En octobre dernier, l’Etat publiait un projet de plan national intégré Energie-Climat pour notre pays, dont la version finale est attendue pour juin 2024.

Ce projet croise les deux documents de gouvernance sur l’énergie et le climat que sont la PPE 3 pour les 2×5 années à venir et la SNBC 3 à horizon 2050, documents qui seront également soumis à consultation en 2024. Il s’agit d’un exercice de planification fixant un scénario cible fondé sur un ensemble de mesures et hypothèses. Ce scénario permet d’établir les budgets « carbone » globaux et sectoriels et les feuilles de route par secteur qui en découlent : l’occasion de faire le point sur quelques grandes orientations énergétiques de la France et comprendre la démarche nationale de bilan énergétique. Une nuance cependant : l’année 2022 reste pour l’ensemble des énergies très atypique : les chiffres sont donc à comprendre à l’aune de cette anomalie ; c’est le déroulement de la méthode au plan national qui nous intéresse ici au premier chef.

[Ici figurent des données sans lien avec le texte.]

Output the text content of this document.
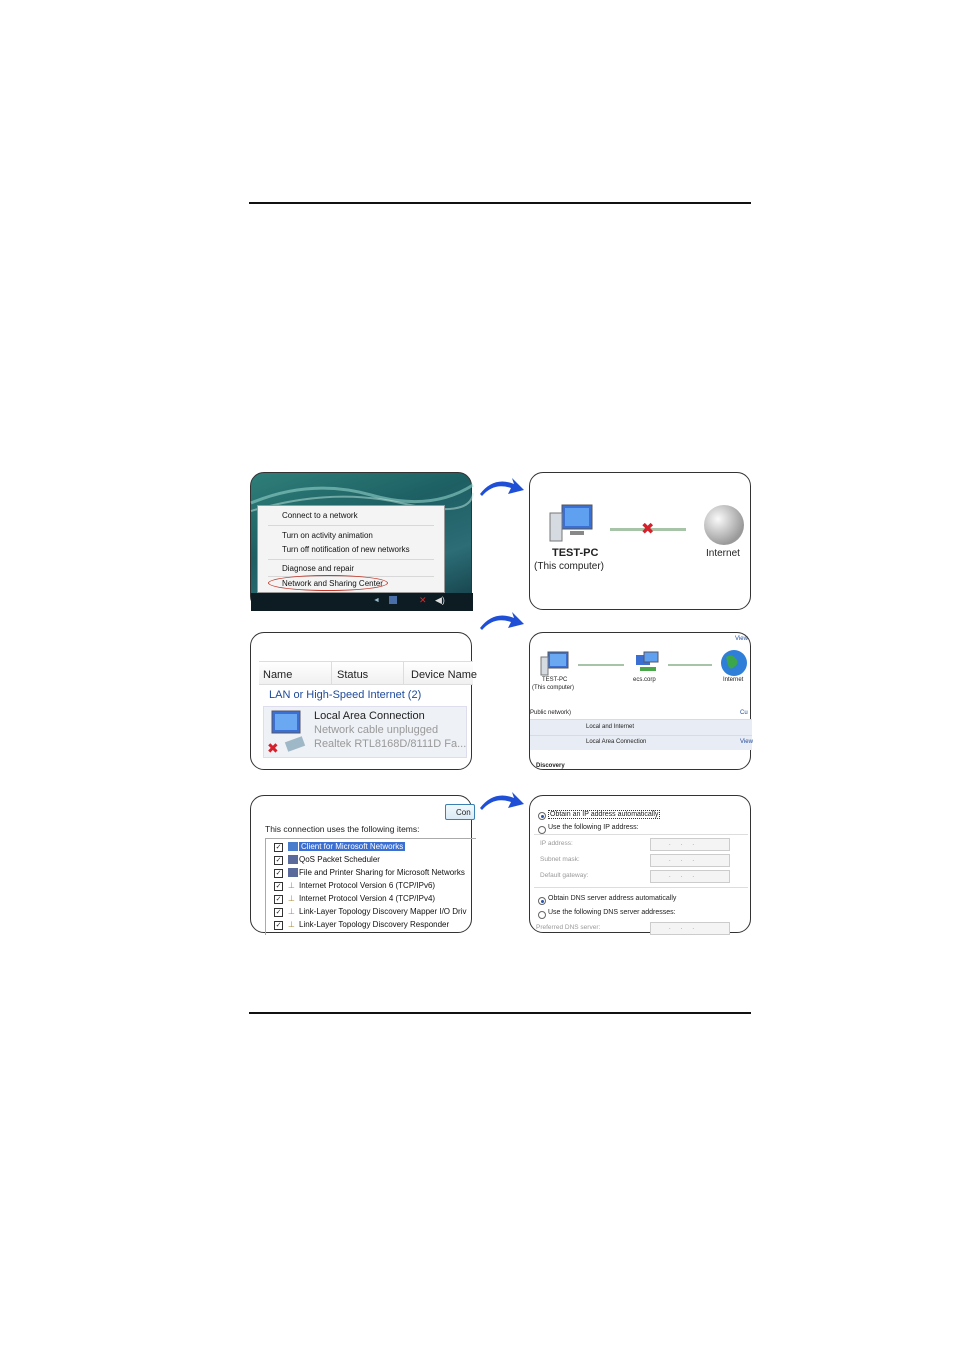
Connect to a network
Turn on activity animation
Turn off notification of new networks
Diagnose and repair
Network and Sharing Center
◄	✕ ◀)
TEST-PC
(This computer)
✖
Internet
Name	Status	Device Name
LAN or High-Speed Internet (2)
✖
Local Area Connection
Network cable unplugged
Realtek RTL8168D/8111D Fa...
View
TEST-PC
(This computer)
ecs.corp	Internet
Public network)	Cu
Local and Internet
Local Area Connection	View
Discovery
Con
This connection uses the following items:
✓ Client for Microsoft Networks
✓ QoS Packet Scheduler
✓ File and Printer Sharing for Microsoft Networks
✓ ⊥ Internet Protocol Version 6 (TCP/IPv6)
✓ ⊥ Internet Protocol Version 4 (TCP/IPv4)
✓ ⊥ Link-Layer Topology Discovery Mapper I/O Driv
✓ ⊥ Link-Layer Topology Discovery Responder
Obtain an IP address automatically
Use the following IP address:
IP address:	...
Subnet mask:	...
Default gateway:	...
Obtain DNS server address automatically
Use the following DNS server addresses:
Preferred DNS server:	...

Le plan national rappelle tout d’abord les objectifs européens à 2030 pour notre pays :

  • Consommation d’énergie primaire : 1830 TWh avec une réduction du charbon de 70% pour la même période, une réduction du gaz naturel de 40% en 2030 et 60% en 2035 (base 2012) et une réduction des produits pétroliers de 50% en 2030 ;
  • Consommation énergétique finale de 1209 TWh, soit -30% par rapport à 2012 avec 58% d’énergie décarbonée dans le bouquet énergétique (dont ENR électriques 117 GW-125 GW, biogaz : 50 TWh, biocarburants : 48TWh, chaleur et froid renouvelable : 297 TWh) ;
  • 9,9 GW de nouvelles capacités engagées d’ici 2026 en production nucléaire ;
  • Baisse globale des émissions de GES de 50% (base 1990) en 2030, soit -5% par an entre 2022 et 2030 contre -2% sur la période précédente.

L’atteinte de ces objectifs se fera à partir des leviers de baisse des émissions qui ont des retombées positives en termes d’emplois locaux, qui améliorent le confort de vie des citoyens, qui permettent de résoudre l’équation financière difficile des ménages et qui augmentent la compétitivité des entreprises et l’autosuffisance énergétique.

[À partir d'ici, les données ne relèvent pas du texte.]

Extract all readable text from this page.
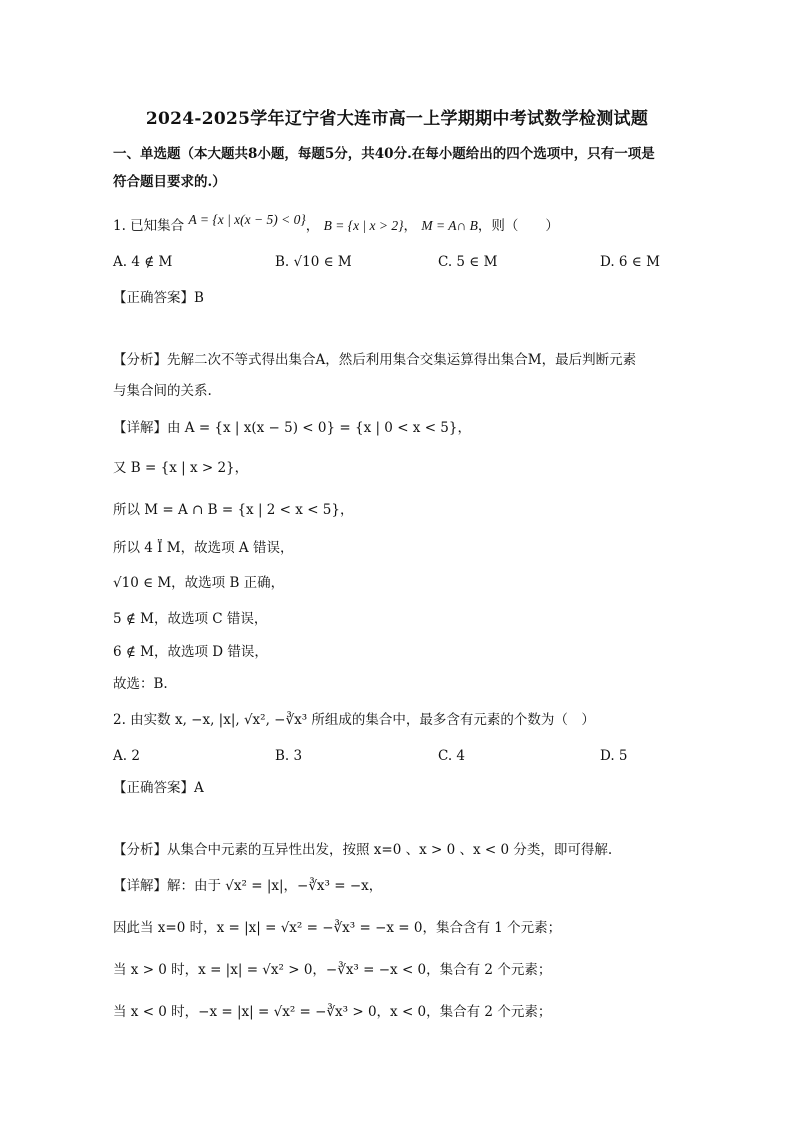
2024-2025学年辽宁省大连市高一上学期期中考试数学检测试题
一、单选题（本大题共8小题，每题5分，共40分.在每小题给出的四个选项中，只有一项是
符合题目要求的.）
1. 已知集合 A = {x | x(x − 5) < 0}， B = {x | x > 2}， M = A∩ B，则（　　）
A. 4 ∉ M	B. √10 ∈ M	C. 5 ∈ M	D. 6 ∈ M
【正确答案】B
【分析】先解二次不等式得出集合A，然后利用集合交集运算得出集合M，最后判断元素
与集合间的关系.
【详解】由 A = {x | x(x − 5) < 0} = {x | 0 < x < 5}，
又 B = {x | x > 2}，
所以 M = A ∩ B = {x | 2 < x < 5}，
所以 4 Ï M，故选项 A 错误，
√10 ∈ M，故选项 B 正确，
5 ∉ M，故选项 C 错误，
6 ∉ M，故选项 D 错误，
故选：B.
2. 由实数 x, −x, |x|, √x², −∛x³ 所组成的集合中，最多含有元素的个数为（　）
A. 2	B. 3	C. 4	D. 5
【正确答案】A
【分析】从集合中元素的互异性出发，按照 x=0 、x > 0 、x < 0 分类，即可得解.
【详解】解：由于 √x² = |x|，−∛x³ = −x，
因此当 x=0 时，x = |x| = √x² = −∛x³ = −x = 0，集合含有 1 个元素；
当 x > 0 时，x = |x| = √x² > 0，−∛x³ = −x < 0，集合有 2 个元素；
当 x < 0 时，−x = |x| = √x² = −∛x³ > 0，x < 0，集合有 2 个元素；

On insistera particulièrement sur la décarbonation des énergies puisque les émissions issues de leur combustion représentent 70 % des GES de la France. Cela passe, selon la PPE 3, par la sobriété énergétique, l’efficacité énergétique, le développement des ENR et la relance du nucléaire. La neutralité carbone à 2050 est réaffirmée par le document et est inscrit dans la loi.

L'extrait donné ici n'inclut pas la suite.